Рецензия на книгу: Мугинштейн М. Л. Этюды к истории оперы. Москва: Digital Art, 2020. 486 с.

Если судить только по названию, можно подумать, что эта книга создана для тех, кому изрядно надоел Кречмар, вышедший по-русски 90 лет тому назад. Но это не так. Современная история оперы пока не написана, и она требует много больше усилий, знаний и физического объема, чем виделось в начале ХХ века. Потому что, как это ни удивительно осознавать, но именно на протяжение нашей жизни отношение к опере резко поменялось. Главным стал театр с его действием и целенаправленным воздействием, чьи цели столь же разнообразны и загадочны, сколь непохожи наши представления о целях и смысле искусства как такового.

Михаил Львович точно запомнил, когда он принял решение собрать и привести к некоторому единству свои мысли, теории, впечатления, озарения, связанные с бесконечным количеством спектаклей, на которых он присутствовал в бесчисленных оперных залах и у экрана, когда не было другой возможности. Это случилось 15 мая 1996 года. Он понял, что приближается великий юбилей – 400-летие оперы, и нужно его достойно встретить. Результатом решения стала трёхтомная «Хроника мировой оперы» — не только исторический справочник, хотя огромный объем точной информации вы тоже там найдете, но прежде всего книга человека, живущего и дышащего театром, овладевшего способностью вырастить из своих переживаний словесные картины, открывающие читателю внятные закономерности. «Этюды» автор называет четвертой частью Тетралогии, возведенной во славу оперного искусства для тех, кто тоже связан с ним узами любви, кто чувствует сладкий страх, когда в зале темнеет и вдруг становится очень тихо.

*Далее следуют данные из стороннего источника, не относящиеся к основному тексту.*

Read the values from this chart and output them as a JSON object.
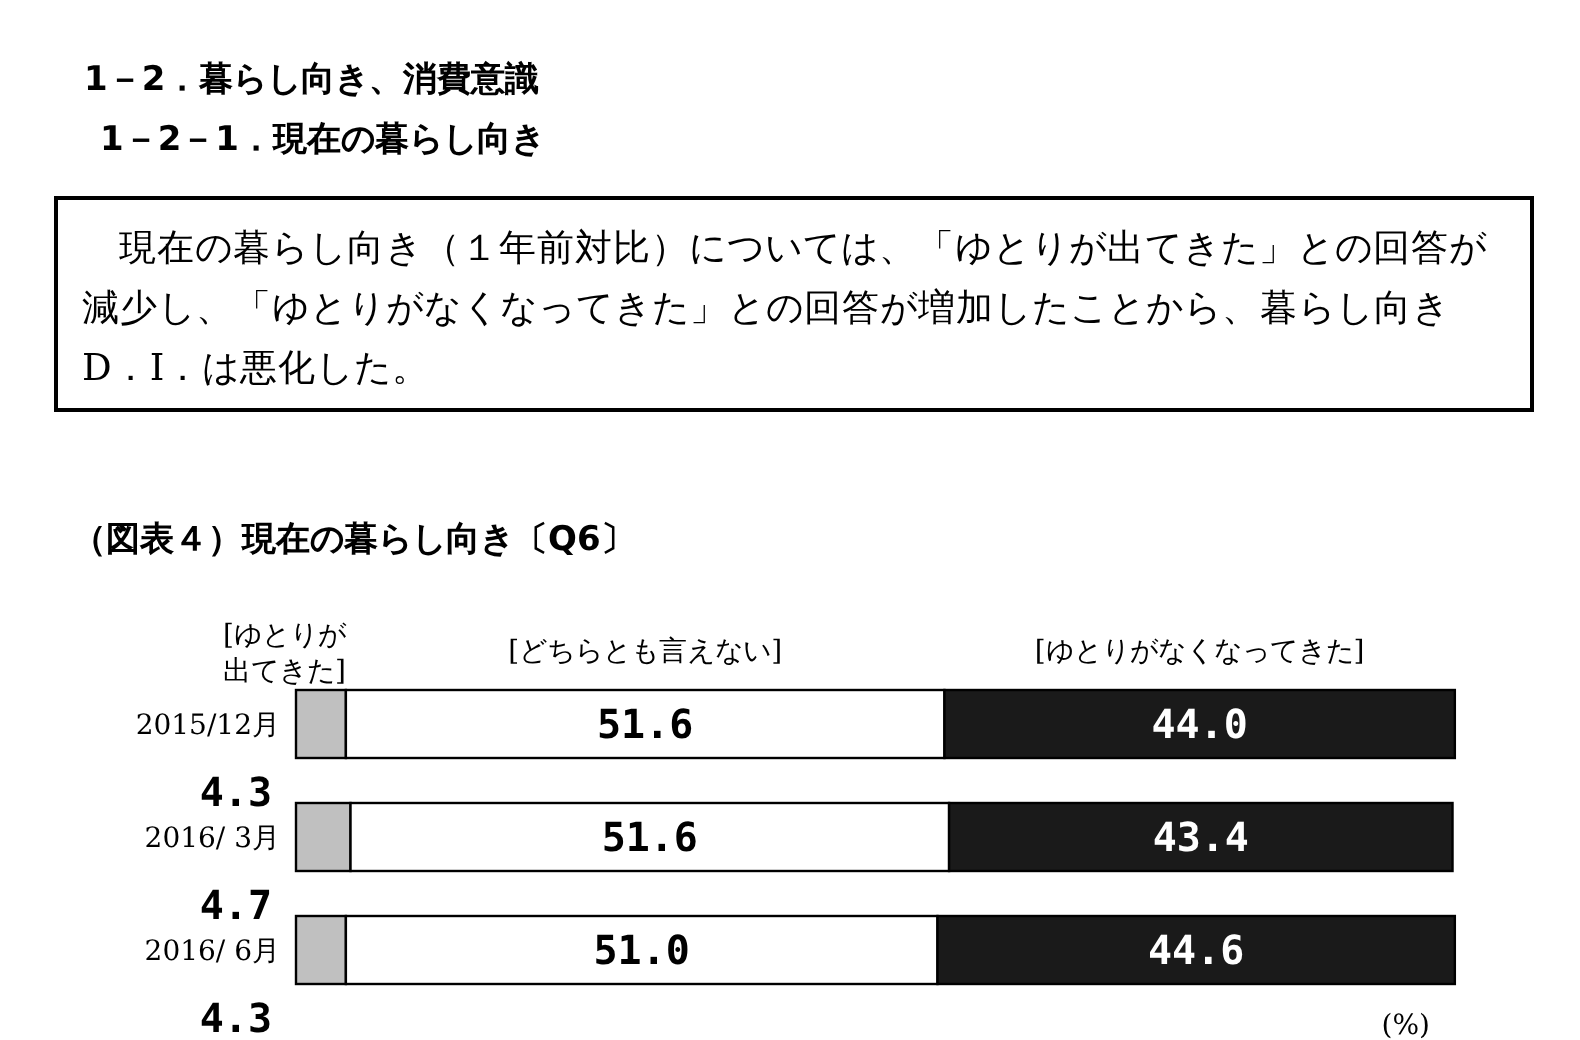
{
  "chart_data": {
    "type": "bar",
    "orientation": "horizontal",
    "stacked": true,
    "title": "（図表４）現在の暮らし向き〔Q6〕",
    "annotations": [
      "1－2．暮らし向き、消費意識",
      "1－2－1．現在の暮らし向き",
      "現在の暮らし向き（１年前対比）については、「ゆとりが出てきた」との回答が減少し、「ゆとりがなくなってきた」との回答が増加したことから、暮らし向きD．I．は悪化した。",
      "(%)"
    ],
    "categories": [
      "2015/12月",
      "2016/ 3月",
      "2016/ 6月"
    ],
    "xlim": [
      0,
      100
    ],
    "tick_labels": "y",
    "series": [
      {
        "name": "[ゆとりが出てきた]",
        "color": "#c0c0c0",
        "values": [
          4.3,
          4.7,
          4.3
        ],
        "value_labels": [
          "4.3",
          "4.7",
          "4.3"
        ]
      },
      {
        "name": "[どちらとも言えない]",
        "color": "#ffffff",
        "values": [
          51.6,
          51.6,
          51.0
        ],
        "value_labels": [
          "51.6",
          "51.6",
          "51.0"
        ]
      },
      {
        "name": "[ゆとりがなくなってきた]",
        "color": "#1a1a1a",
        "values": [
          44.0,
          43.4,
          44.6
        ],
        "value_labels": [
          "44.0",
          "43.4",
          "44.6"
        ]
      }
    ]
  }
}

Если попробовать высказать одним словом, чем отличается повествование М.Л. от обычного тона разнообразных историко-культурных штудий, это слово – волнение. Автор ни одной секунды не пребывает в состоянии бесстрастной констатации или холодного анализа. В нем бушуют вихри образов, пронизанные звуковыми волнами. Если задуматься, именно это позволяет выделить главное, дать портрет – в полёте, транслировать публике напряженность, нежность, восторг чисто музыкального свойства, когда речь идет, например, о «новой фазе развития романтической эстетики». Знаменательно, что как ученый-критик Михаил Львович хорошо чувствует свои глубинные интенции и свою спонтанную способность построить из них обозримую, логически связную форму. Именно так действует композитор, подчиняющий музыкальный напор – чувство таинственное и трудноописуемое – законам и методам, по которым возводится музыкальное здание. Свидетельством музыкального как начала всего, о чем стоит рассуждать и говорить, является симфонизм «Этюдов» (не зря книга начинается с Асафьева) и оперная форма, которую они обрели уже буквально перед макетом: так автор направил наше восприятие в сторону художества и переживания, где нет нейтральных тем и беззвучных интонаций.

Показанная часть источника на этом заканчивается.